Kenneth Lovett of the New York Daily News: "In what many say is an alarming first, a private eye hired by Assembly Republicans placed a GPS device on a Long Island assemblyman's car for two months in an unsuccessful effort to prove the pol didn't live in his district. According to court transcripts, investigator Adam Rosenblatt said he was hired in March by attorney James Walsh, repping the Assembly Republican Campaign Committee, to find out where Assemblyman Edward Hennessey (D-Suffolk) actually lives. Walsh that same month was paid $3,000 by the GOP campaign committee.... State police say placing a GPS device on a vehicle is legal in mostcases...."
News Ledes
Washington Post: "Under huge international and domestic pressure, Iraq swore in a new government on Monday, opening the way for an expansion of U.S. military support to fight Islamic extremists in the country. The vote to approve a new cabinet came during a fiery late-night parliamentary session. Key positions, including those of the defense and security chiefs, were left open amid controversy over who would fill them. Now confirmed as prime minister, Haider al-Abadi said he would name candidates for those positions within a week."
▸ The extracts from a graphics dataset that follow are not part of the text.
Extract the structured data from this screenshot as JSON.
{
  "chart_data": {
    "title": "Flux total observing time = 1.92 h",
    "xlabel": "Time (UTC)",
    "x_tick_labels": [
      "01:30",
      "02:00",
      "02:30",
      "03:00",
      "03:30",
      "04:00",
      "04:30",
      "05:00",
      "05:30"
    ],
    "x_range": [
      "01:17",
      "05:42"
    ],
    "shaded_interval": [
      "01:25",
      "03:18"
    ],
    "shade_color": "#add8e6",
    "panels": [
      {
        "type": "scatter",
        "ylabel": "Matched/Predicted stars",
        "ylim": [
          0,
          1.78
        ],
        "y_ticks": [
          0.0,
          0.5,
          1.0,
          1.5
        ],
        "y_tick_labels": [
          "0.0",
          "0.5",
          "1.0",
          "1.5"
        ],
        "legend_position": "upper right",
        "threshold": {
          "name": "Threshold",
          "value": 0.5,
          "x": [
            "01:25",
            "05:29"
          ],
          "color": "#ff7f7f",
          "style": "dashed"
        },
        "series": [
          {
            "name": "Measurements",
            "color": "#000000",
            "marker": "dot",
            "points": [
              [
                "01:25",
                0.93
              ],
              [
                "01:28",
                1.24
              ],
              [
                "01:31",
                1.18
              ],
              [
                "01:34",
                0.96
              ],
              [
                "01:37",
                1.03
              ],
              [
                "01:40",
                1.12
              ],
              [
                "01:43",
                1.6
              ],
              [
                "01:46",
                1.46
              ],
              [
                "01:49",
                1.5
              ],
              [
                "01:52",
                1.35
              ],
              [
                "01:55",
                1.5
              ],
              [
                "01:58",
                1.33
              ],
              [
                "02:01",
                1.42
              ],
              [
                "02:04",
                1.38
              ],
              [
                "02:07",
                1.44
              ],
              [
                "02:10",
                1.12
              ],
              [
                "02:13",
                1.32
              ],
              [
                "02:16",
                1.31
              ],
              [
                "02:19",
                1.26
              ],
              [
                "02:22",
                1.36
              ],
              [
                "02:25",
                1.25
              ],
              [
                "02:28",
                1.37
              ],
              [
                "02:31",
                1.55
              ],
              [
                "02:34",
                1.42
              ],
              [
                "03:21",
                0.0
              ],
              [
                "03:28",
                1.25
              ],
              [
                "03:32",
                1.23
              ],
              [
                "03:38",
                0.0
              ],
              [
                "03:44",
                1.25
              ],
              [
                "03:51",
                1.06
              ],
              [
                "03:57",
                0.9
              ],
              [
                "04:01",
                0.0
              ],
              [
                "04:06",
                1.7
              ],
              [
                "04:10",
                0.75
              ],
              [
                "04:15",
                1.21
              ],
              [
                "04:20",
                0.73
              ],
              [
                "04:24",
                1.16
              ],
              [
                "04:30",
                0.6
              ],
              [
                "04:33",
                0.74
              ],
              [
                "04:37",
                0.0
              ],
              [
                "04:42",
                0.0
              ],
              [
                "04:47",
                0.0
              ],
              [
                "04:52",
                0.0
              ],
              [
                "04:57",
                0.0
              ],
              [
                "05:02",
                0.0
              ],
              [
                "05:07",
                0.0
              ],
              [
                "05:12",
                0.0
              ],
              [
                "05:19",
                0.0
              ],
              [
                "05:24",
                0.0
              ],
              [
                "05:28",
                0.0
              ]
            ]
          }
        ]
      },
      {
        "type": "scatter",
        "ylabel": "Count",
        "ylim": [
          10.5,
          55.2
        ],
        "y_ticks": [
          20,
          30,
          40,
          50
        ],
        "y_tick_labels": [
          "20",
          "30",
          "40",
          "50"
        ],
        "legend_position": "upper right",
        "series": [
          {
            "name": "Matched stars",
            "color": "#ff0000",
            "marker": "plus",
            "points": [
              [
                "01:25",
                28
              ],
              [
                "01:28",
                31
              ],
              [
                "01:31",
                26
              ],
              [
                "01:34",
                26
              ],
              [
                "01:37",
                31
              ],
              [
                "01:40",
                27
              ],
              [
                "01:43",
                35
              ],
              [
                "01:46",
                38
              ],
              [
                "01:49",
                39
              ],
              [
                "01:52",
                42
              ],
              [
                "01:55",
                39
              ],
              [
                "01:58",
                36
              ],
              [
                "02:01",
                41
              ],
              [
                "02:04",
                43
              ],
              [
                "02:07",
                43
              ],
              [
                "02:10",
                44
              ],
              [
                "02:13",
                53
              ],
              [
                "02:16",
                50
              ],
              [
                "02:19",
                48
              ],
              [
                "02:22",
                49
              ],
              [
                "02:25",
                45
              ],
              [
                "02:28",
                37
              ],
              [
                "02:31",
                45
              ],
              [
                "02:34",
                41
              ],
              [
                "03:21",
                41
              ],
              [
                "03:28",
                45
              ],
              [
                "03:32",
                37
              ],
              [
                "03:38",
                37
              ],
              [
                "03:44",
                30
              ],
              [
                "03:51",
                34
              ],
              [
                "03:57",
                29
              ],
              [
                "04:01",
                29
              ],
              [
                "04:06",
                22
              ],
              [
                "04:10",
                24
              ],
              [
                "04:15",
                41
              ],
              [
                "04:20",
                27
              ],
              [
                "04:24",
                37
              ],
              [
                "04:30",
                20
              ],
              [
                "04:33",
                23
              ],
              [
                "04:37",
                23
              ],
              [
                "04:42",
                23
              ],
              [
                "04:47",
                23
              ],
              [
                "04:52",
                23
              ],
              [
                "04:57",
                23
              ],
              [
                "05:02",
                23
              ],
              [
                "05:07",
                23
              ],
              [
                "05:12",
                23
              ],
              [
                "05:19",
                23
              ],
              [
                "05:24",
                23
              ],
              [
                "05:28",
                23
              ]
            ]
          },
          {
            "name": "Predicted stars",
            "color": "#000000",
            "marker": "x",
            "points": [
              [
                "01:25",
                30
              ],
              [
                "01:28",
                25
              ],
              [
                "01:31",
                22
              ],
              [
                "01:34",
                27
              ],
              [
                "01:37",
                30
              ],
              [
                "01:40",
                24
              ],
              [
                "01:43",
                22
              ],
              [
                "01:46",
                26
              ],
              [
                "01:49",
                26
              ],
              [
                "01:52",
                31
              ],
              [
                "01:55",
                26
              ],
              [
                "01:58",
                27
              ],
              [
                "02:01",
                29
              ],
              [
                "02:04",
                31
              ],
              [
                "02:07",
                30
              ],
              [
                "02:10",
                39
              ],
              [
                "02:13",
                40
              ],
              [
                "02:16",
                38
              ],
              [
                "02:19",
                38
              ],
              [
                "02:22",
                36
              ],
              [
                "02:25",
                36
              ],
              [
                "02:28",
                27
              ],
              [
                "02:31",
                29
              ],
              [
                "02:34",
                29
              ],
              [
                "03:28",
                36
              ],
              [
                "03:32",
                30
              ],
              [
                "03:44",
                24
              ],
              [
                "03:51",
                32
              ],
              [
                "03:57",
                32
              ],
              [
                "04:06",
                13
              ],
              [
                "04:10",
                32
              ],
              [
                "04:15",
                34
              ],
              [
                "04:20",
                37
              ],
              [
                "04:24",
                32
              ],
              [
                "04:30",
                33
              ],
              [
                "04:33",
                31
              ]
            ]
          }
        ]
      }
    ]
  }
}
Washington Post: "Hospitals in Colorado, Missouri and potentially eight other states are admitting hundreds of children for treatment of an uncommon but severe respiratory virus. The virus, called Enterovirus D68, causes similar symptoms to a summer cold or asthma: a runny nose, fever, coughing and difficulty breathing. But the illness can quickly escalate and there are no vaccines or antiviral medications to prevent or treat it."
Guardian: "US warplanes have carried out five strikes on Islamist insurgents menacing Iraq's Haditha dam, witnesses and officials said, widening what President Barack Obama called a campaign to curb and ultimately defeat the militants.... The leader of a pro-Iraqi government paramilitary force in western Iraq said the air strikes wiped out an Isis patrol trying to attack the dam -- Iraq's second biggest hydroelectric facility that also provides millions with water."